What’s the hold up?  I am much more hesitant than I used to be about posting first drafts.  I think it’s because first drafts can really suck. So why would I, one who cares about words and the combination thereof, put first draft drivel out for all to see?  Maybe I spoke too soon about my participation in this year’s NPM challenge.  I’m trying to see it as a sign of growth, though – that I am becoming more discerning and honest and objective about my work – when I can read something newly written and say, “Wow, that’s bad.”

That being said, here's another one - probably not so great in its current form, but I'm not apologizing.
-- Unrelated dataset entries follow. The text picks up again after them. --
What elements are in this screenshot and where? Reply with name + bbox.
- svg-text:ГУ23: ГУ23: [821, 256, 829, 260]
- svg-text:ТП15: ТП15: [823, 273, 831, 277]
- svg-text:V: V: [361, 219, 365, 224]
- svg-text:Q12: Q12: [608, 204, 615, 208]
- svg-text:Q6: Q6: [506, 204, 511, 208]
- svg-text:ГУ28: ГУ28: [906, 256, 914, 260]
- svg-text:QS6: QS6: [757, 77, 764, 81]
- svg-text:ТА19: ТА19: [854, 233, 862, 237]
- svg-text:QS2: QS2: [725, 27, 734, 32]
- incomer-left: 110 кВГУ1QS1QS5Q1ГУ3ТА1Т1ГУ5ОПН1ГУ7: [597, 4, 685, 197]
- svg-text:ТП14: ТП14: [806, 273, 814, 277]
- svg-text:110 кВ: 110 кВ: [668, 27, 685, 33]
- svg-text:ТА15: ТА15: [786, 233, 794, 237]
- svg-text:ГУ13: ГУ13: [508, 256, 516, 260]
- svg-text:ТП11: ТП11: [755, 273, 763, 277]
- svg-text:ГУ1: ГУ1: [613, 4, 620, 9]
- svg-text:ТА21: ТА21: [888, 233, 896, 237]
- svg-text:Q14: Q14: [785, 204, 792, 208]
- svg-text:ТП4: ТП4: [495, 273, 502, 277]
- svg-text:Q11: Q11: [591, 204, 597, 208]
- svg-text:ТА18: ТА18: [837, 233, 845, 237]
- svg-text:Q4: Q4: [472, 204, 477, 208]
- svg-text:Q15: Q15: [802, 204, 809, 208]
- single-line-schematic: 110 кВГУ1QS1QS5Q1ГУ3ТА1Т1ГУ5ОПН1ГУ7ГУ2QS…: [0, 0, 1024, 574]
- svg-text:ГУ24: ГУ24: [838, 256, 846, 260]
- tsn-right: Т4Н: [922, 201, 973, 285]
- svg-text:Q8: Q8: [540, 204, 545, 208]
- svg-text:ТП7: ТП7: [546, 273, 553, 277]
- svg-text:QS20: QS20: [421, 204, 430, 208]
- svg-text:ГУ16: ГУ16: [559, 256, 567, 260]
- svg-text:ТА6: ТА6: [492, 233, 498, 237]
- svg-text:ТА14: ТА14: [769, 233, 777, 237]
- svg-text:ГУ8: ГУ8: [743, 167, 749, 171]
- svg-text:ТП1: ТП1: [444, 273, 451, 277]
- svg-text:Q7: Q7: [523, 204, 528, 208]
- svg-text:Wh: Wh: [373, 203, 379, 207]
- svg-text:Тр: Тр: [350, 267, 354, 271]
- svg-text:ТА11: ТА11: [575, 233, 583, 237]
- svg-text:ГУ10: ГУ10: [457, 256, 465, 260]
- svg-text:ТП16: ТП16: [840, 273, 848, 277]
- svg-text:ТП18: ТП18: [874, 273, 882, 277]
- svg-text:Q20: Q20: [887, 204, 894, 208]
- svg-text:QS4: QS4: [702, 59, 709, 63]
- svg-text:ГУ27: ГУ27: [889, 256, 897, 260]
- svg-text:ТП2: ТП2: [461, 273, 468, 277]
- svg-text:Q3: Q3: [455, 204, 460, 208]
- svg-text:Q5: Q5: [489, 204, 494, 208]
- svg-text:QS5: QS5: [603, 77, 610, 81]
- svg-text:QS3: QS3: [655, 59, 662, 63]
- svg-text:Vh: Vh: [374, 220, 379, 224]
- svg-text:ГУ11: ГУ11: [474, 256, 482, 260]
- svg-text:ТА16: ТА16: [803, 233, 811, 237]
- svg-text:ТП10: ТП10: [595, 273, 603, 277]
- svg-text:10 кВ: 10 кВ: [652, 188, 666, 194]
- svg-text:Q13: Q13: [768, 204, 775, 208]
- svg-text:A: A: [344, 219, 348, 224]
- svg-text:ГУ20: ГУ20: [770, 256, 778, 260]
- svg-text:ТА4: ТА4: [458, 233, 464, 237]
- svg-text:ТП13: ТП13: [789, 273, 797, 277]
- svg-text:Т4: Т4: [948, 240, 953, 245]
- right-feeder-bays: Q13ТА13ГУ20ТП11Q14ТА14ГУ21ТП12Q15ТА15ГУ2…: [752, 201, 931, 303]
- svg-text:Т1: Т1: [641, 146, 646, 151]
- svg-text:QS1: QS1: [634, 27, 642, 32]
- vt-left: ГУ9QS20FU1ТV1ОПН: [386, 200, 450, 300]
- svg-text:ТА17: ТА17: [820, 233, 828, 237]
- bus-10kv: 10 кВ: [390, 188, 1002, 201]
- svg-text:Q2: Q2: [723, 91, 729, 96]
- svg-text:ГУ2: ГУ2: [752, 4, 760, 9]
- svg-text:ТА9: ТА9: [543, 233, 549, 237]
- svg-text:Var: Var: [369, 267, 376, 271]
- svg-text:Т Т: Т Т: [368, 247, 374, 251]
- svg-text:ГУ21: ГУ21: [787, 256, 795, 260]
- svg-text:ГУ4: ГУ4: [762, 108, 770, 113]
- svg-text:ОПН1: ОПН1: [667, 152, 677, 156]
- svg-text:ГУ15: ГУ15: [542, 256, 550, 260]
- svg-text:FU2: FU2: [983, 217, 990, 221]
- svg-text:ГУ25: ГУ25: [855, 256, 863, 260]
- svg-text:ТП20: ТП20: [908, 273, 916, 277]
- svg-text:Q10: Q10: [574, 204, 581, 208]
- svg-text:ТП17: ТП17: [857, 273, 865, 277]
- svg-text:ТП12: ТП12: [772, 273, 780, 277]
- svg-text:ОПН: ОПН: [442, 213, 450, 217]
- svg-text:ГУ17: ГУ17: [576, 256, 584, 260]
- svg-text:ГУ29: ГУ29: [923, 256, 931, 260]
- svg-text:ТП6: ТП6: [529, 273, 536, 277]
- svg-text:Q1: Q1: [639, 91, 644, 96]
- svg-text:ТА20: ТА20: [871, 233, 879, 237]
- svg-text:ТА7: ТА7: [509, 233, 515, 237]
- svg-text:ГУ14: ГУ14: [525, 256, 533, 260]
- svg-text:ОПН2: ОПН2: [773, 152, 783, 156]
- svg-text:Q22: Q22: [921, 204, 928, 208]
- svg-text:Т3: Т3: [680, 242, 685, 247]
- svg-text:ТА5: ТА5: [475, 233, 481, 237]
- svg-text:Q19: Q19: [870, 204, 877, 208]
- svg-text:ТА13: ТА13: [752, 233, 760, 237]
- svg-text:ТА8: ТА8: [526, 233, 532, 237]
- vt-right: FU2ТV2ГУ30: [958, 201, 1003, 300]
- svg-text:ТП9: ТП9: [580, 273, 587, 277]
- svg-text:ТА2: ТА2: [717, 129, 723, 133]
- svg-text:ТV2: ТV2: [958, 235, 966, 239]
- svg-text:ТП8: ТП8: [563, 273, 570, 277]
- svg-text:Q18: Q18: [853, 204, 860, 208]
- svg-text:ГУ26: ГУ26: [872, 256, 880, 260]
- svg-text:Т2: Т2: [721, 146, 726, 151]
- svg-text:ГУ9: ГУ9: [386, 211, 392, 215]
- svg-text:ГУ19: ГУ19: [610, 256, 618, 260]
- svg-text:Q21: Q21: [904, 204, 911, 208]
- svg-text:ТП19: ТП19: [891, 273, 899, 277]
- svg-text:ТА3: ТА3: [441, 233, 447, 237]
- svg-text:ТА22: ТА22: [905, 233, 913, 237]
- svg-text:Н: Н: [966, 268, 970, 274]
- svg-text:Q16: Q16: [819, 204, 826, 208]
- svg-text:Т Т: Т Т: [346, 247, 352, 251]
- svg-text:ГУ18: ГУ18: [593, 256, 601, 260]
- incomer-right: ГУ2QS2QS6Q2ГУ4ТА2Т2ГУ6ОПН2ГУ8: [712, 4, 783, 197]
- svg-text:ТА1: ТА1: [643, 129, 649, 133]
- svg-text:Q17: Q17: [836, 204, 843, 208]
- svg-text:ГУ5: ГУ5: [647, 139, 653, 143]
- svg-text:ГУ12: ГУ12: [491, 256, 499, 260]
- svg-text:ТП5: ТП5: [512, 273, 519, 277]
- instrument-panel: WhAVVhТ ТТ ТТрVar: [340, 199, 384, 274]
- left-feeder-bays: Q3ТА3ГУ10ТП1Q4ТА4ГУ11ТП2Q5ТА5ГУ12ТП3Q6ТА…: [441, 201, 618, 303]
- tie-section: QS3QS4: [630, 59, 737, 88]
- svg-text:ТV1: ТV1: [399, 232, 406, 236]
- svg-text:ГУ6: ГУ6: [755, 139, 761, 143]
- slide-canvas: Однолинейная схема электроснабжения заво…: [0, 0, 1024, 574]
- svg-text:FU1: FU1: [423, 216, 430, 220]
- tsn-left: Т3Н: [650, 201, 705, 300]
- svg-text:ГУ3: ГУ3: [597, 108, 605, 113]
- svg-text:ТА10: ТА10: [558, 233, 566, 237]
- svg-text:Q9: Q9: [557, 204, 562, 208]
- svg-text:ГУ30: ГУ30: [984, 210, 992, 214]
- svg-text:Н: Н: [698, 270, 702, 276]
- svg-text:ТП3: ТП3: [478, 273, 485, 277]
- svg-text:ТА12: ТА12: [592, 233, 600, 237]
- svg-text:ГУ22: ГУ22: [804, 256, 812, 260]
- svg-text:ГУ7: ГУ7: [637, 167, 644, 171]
"The Missionaries Are Coming"

My soul isn’t lost
I know just where it is.
But perhaps I can help you find
what a pure smile looks like,
how to get along with very little
and God.
The God that you read about,
who only visits you on Sundays,
I will show you Him in the waters.
He whispers to me on walks to the market.
He is keeping my grandmother alive
till she’s taught me all I need to know.
God is with everyone here—
maybe it’s because our houses
have no windows and we keep our doors open.
He can come and go as He pleases.
In return, He sustains us
by your visits, between your visits and long after you've gone.
So, welcome, nice to see you again.
But my soul isn’t lost
I know right where it is.

Monday, April 05, 2010

NPM Day 5, Poem #2

“Mouthful of Cotton”

Puffy stuffing
blossoms from my teeth
gums made of dirt
Can’t scream
can’t swallow
can’t even bite my own tongue
Fibers tickle my throat
until saliva makes them soft
Then the wad makes its way down
and rests in my belly
I scoop out with my fingers
any bits left behind--
quickly now
Before it begins
to grow again

Slow start?

eating more words than i'm writing, so far this month. :::sigh:::

Thursday, April 01, 2010

It Begins - NPM Day 1


Chicken pox
Bike races gone bad
Facing bullies
Sibling rivalries
Team sports
Iron accidents (the clothing kind, the curling kind)
Cooking (there’s still enough thumb left for a print)
Gaining again
and Roland.

National Poetry Month Is Upon Us

It is with excitement and anxiety that I embark on another NPM challenge - one [draft of a] poem per day for the entire month of April.  The rules I'm giving myself: any form, any content, no previously written poems.  In sweet anticipation of the muses and geniuses that I pray will taunt me this month (and for always), I'm drawn to this TED conference talk given by Elizabeth Gilbert, author of Eat, Pray, Love.  Her delivery is very good, as is her content.  My favorite part is her retelling of poet, Ruth Stone's narrative of "catching" a poem - oh to have the Juju come down on me like that.  OlĂ©!